Et c‘est précisément à cette époque où l’Amérique se remet de quelques années de maccarthysme et qu’en Californie, une manière plus respirable d’être au monde s’invente / la beat generation / qu‘elle entre en dépression, elle étouffe et elle l’écrit :

jusqu’à l’âge de vingt huit ans, mon être profond comme enseveli et je ne savais pas que je pouvais faire autre chose que la sauce blanche et mettre des couches. L’ Américaine-modèle, elle a donné et elle souhaite en elle sentir d’autres vibrations « l’asile sera, dans sa dimension de refuge, le moyen de retour sur soi et de la reconstruction[…] » (P.D) /

Ses digues sont heurtées et léchées sous les assauts d’une énergie en elle qui ne demande qu’à élargir ses rives, ses contours) / Éros et Thanatos ne lui laissent aucun répit, n’attendent d’elle qu’un cri et il sera récit de sa vie, poème après poème, un état des lieux de sa psyché, d’un paysage mental : / in
SA PAREILLE
Je suis sortie, sorcière possédée, / hantant l’air noir, plus hardie la nuit ; / rêvant de faire le mal au dessus des banals / pavillons de banlieue, de lumière en lumière ; l créature solitaire [...]Ce genre de femme n’est pas tout a fait femme / /
J’ai trouvé des grottes chaudes dans les bois, / les ai garnies de poêles, de sculptures, d’étagères / d’armoires, de soies ,de biens innombrables : / j‘ai préparé le bouillon des asticots, des lutins ; / me lamentant, j’ai remis de l’ordre dans le fouillis, / Ce genre de femme est incompris, / J‘ai été sa pareille / J‘ai roulé dans ton diable […] / salué de mes bras nus les villages traversés /[…] survivante / là où tes flammes mordent encore ma cuisse / et mes côtes craquent sous la force de tes roues. / Ce genre de femme n’a pas peur de mourir. / J’ai été sa pareille.

Aucun doute en lisant ces lignes, qu’à cette période la rigidité qui dresse les codes, les mœurs autour d’elle, la rend folle… elle, éprise d’être, d’être vraie, d’une vie totale… d’une Vie qu’elle ressent tronquée de l’essentiel / de sens, d’un Sens / de sensualité peut-être. / Pulsions de mort ou soif de vivre… dans tous les cas c’est battement(s) / rythme, musique des mots, de l’écriture cela advient, cela devient / cela, se dresse tel une kundalini retrouvée en son corps        une nature en elle la renouant avec La Nature en elle Une santé retrouvée s’indignant là au quotidien de la cruauté de présences insensibles,
aussi elle y réagit et un jour, change le sort de chiots promus à la noyade, elle les sauve / les sauvant, elle se sauve…

Alors je dis Tu vis / et je tourne trois fois mon ombre / pour nourrir nos chiots quand ils arrivent / les huit dalmatiens que nous n’avons pas noyés, / malgré l’avertissement : Avortez ! Anéantissez ! / Malgré les seaux d’eau qui attendaient […] / / car en dépit de la cruauté / et des wagons bondés en direction des fours / je ne suis pas celle que je croyais.

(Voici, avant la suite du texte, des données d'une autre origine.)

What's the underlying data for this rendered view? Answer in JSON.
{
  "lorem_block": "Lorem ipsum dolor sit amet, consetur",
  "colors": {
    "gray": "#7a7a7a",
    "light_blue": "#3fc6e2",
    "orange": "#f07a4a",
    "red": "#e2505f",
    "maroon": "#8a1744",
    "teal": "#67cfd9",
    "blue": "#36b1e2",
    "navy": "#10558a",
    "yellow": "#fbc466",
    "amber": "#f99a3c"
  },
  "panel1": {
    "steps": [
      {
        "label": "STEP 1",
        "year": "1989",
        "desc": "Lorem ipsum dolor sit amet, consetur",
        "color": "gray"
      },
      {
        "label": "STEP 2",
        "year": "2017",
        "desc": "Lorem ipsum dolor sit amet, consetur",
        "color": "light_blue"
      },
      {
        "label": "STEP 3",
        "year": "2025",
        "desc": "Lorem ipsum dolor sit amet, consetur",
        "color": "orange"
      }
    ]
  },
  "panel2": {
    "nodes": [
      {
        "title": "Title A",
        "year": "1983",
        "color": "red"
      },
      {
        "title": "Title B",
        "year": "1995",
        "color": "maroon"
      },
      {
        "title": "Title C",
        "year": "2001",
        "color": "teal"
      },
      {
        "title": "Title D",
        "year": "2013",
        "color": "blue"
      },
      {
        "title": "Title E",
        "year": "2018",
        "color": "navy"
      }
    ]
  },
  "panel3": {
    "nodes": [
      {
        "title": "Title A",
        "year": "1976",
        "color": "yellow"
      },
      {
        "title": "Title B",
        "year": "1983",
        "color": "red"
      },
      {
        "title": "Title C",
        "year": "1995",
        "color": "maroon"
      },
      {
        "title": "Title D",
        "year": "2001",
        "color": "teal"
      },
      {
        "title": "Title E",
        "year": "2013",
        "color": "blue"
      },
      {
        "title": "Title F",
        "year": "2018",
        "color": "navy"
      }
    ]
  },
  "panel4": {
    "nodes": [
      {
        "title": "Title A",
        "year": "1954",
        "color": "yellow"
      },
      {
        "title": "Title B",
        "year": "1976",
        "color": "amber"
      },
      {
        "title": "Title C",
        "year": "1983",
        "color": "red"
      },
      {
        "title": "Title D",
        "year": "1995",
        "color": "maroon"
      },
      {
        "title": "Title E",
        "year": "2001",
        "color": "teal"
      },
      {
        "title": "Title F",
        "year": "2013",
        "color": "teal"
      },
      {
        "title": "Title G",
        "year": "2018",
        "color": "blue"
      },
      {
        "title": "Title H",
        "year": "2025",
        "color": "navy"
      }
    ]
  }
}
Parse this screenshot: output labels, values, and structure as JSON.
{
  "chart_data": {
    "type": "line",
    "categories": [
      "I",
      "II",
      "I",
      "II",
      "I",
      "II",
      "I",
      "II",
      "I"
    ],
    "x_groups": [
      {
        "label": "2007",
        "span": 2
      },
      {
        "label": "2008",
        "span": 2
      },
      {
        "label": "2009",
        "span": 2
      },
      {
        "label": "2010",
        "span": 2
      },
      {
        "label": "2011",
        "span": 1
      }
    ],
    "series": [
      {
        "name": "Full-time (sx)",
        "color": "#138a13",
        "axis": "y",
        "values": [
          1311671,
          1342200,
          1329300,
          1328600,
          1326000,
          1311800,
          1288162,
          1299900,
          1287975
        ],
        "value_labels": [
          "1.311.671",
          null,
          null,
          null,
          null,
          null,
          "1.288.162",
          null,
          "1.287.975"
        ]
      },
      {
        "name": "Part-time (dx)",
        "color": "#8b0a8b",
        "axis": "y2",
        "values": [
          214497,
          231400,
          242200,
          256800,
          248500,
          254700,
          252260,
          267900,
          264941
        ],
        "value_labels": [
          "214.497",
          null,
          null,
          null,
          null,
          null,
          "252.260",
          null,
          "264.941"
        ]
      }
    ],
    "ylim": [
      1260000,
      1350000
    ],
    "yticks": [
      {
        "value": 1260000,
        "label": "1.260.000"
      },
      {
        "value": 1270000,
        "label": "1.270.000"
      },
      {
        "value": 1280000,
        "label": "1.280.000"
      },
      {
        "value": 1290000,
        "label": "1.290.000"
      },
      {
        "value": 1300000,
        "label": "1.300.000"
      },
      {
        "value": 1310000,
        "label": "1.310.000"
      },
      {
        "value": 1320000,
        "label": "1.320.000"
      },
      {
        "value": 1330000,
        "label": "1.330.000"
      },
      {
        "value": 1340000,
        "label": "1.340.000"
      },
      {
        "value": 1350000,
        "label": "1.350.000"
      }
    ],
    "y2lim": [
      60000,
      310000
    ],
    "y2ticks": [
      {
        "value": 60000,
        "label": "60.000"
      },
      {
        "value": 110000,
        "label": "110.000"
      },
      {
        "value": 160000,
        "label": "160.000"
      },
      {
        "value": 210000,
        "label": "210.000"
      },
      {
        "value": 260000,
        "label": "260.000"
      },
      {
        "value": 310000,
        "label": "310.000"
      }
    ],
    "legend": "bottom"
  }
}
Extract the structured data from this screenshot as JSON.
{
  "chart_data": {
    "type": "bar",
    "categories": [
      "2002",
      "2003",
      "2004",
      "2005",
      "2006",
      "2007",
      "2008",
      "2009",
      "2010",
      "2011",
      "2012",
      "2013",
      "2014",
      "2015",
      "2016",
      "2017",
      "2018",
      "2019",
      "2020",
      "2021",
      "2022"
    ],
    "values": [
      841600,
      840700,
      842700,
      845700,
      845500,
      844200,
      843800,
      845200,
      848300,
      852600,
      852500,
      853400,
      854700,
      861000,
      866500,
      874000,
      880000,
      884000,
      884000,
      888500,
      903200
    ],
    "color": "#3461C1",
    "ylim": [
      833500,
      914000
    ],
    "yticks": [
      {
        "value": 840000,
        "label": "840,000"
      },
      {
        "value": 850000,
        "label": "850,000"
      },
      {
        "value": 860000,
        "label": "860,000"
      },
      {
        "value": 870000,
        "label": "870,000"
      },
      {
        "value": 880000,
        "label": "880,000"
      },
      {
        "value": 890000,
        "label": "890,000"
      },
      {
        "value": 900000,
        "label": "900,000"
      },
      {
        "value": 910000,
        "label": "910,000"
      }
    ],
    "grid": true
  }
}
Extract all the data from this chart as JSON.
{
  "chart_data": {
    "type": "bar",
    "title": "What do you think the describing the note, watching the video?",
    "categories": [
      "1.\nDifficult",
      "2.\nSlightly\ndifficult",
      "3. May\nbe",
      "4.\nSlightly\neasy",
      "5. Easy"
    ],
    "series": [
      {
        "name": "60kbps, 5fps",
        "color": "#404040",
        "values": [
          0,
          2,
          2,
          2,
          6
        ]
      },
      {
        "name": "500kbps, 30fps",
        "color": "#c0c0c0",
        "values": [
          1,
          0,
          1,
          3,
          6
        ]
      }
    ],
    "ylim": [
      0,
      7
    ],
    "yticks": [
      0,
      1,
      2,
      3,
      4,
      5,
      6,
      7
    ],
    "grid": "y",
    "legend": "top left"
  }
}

Pas une Eichmann. / Le Poison n’a pas agi. / […] / Je dis Tu vis, à cause du soleil, / du rêve, du cadeau excitant.

Elle l’écrit l’Acte de sauver, se faisant / elle s’échappe,

elle échappe à « la folie contagieuse du monde » le croit-elle… pas sur que ces actes minimes aient un poids / pèsent lourd sur des siècles et des siècles de crimes et sur les charniers et les cheminées a peine refroidies de l’holocauste récent. / C’est une fêlure qui l’habite. Par l’écriture elle va l’élever, durant sa vie, n’a eu de cesse de l’élever à la hauteur de sa bouche, là encore muette / de sa bouche pour le souffler le silence de sa douleur. / Je mesure en la lisant combien (c’est toujours un bénéfice de le répéter) la littérature, la poésie nous renseigne sur l’invisible, l’invisible de, en l’autre… cette force non
négligeable qui nous mène parfois à l’incompréhension d’une situation et à y être mêlé…
/ il est 17H47 ce jeudi 03 mars 2022, cette note je l’écris lentement comme freiné par ce qui se passe en Ukraine[...]
l’inconscient d’Anne Sexton je crois là m’est trame pour lui rendre hommage au plus près de ce qu’elle a été, vraie et
surtout souhaité devenir, Être-là … cela demeure par elle, son projet

et aussi longtemps qu’il sera nécessaire, cela sera transmis, se transmettra son utopie / si vivre en vérité, en paix avec soi et Le Monde / en solidarité avec ce qui souffre, en est une. C’est une écriture blanche, dépouillée celle d’Anne Sexton, elle est une chaleur / […] / il est maintenant 18h32 et je reçois signe d’elle à ce moment alors que j’ouvre son livre page 135 sur ce poème qui s’amorce avec cette ligne en majuscule : LA VÉRITÉ QUE CONNAISSENT LES MORTS / en hommage à ses parents décédés à quelques mois d’intervalles
Partis, je dis et je quitte l’église / rejetant le cortège rigide se dirigeant vers le caveau, / laissant seuls les morts […] / Être brave m’épuise.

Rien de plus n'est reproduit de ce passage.